Y hubo en tiempo en que la Muerte misma era capaz de sentir compasión, mostrándose deseosa de brindar su ayuda a los seres humanos.
Para ello viajó hasta los rincones más remotos y desolados del mundo, cuyos habitantes eran aquejados por todo tipo de males terribles.
Desde poetas suicidas experimentando algún tipo de desengaño amoroso, hasta los leprosos cubiertos de llagas obligados a vivir en cavernas lejos de todas las demás personas, no hubo alma triste de aquellas sombrías regiones que no recibiese la visita del Ángel de la Muerte, quien por su parte se presentó bajo todo tipo de apariencias, de acuerdo siempre con lo que todos ellos deseasen ver.

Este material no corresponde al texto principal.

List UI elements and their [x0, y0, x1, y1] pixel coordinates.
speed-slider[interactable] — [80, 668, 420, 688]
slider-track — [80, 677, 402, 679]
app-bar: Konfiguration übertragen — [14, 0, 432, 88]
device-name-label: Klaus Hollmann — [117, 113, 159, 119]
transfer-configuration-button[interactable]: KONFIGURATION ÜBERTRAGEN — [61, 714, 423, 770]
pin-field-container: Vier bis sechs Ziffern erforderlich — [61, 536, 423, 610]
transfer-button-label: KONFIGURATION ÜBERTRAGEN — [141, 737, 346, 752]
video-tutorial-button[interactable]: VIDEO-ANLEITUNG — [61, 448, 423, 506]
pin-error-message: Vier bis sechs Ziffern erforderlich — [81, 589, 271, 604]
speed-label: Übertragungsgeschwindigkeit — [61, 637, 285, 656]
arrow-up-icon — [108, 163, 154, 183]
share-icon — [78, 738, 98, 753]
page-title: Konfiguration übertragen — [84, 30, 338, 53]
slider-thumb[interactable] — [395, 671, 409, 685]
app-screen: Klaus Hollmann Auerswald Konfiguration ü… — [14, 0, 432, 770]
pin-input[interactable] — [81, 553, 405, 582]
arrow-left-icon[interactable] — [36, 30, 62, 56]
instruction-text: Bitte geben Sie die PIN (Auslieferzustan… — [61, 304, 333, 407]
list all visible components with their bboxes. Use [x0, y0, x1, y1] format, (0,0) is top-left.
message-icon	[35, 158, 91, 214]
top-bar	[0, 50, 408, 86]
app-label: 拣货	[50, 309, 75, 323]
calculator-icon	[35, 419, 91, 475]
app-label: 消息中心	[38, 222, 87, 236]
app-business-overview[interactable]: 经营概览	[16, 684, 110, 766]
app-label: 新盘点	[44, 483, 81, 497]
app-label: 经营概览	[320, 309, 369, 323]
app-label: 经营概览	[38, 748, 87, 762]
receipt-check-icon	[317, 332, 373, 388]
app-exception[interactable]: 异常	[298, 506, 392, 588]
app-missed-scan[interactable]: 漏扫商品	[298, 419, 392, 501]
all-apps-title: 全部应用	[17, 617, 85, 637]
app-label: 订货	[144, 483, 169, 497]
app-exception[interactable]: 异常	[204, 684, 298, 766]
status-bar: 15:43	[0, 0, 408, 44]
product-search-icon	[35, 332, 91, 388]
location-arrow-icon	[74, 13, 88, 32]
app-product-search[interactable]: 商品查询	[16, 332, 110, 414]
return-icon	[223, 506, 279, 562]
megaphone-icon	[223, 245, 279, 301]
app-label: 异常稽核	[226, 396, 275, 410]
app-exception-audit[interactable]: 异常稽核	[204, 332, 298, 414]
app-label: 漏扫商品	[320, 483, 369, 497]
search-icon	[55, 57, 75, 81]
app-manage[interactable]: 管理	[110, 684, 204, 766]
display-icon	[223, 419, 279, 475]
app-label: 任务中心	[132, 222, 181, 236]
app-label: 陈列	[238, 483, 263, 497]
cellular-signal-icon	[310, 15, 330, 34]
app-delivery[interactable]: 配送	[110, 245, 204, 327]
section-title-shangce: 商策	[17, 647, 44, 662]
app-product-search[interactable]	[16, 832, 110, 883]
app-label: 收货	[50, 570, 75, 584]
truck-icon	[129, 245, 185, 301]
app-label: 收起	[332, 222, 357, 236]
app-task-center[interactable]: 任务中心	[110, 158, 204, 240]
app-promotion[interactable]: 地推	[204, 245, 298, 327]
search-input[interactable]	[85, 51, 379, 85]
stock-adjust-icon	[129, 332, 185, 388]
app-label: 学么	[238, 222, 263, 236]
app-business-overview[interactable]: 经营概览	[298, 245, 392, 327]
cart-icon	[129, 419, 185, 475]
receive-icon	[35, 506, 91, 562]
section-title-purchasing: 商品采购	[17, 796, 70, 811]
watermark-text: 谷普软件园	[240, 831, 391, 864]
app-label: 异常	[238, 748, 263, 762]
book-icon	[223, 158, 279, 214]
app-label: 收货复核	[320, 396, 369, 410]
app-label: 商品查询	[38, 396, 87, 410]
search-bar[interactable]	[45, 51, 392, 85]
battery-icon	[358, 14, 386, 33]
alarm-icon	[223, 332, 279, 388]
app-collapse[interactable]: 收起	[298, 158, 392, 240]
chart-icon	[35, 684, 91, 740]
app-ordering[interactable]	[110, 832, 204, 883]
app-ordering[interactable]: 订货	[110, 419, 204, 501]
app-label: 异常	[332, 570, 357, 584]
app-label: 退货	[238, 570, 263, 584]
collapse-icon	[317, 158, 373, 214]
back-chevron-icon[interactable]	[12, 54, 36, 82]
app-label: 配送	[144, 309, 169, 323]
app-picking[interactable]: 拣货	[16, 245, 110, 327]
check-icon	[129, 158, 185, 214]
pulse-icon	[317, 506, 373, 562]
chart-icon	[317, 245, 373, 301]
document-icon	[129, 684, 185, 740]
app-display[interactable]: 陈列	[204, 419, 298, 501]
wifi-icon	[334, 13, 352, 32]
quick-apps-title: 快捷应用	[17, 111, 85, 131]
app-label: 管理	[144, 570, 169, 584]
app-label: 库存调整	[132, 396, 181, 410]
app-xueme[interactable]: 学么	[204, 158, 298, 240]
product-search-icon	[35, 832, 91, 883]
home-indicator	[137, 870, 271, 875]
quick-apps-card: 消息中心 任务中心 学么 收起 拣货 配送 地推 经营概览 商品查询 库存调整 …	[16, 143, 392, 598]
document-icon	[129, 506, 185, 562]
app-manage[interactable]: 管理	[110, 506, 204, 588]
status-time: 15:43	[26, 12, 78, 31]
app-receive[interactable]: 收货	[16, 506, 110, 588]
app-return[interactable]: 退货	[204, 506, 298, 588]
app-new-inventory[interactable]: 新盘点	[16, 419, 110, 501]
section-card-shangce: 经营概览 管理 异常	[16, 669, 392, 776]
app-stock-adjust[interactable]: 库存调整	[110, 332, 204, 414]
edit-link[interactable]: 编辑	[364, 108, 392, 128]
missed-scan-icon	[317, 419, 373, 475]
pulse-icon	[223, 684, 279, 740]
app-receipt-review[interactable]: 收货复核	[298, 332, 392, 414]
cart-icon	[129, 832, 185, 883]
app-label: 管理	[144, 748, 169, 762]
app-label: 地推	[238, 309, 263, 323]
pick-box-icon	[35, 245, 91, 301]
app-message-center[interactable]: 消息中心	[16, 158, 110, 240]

—Ven conmigo, y yo te libraré de todo tu dolor—ofrecía siempre la Muerte a todos esos desdichados en cuanto estos terminaban de narrarles sus tragedias personales, extendiéndoles su blanca mano.
Sin embargo, y sin importar cuán miserables fuesen, las personas siempre reaccionaban con profundo horror y rechazo, comprendiendo que tan aparentemente gentil oferta no era sino un llamado al Otro Mundo, de donde no se regresa jamás.
— ¡No! ¡No iré contigo, maldito demonio! ¡Vete de aquí! —solían exclamar, apartando su mirada.
Sin importar cuán terrible fuese su miseria, ninguna de esas personas aceptó ir con la muerte, prefiriendo las terribles amarguras y sufrimientos de este mundo a cualquier cosa que pudiese estar esperándoles más allá de la presente vida.
— ¡Son unos ingratos! ¡No merecen la piedad que quise mostrarles! —exclamó la Muerte, partiendo llena de rencor.
Desde entonces, la Muerte no ha vuelto a sentir compasión por nadie, llevándose a todas las personas sin que le importe si son viejas o jóvenes, buenas o malas, felices o infelices.
Así no quieran partir con ella, la Muerte se las lleva igual, siempre de forma cruel.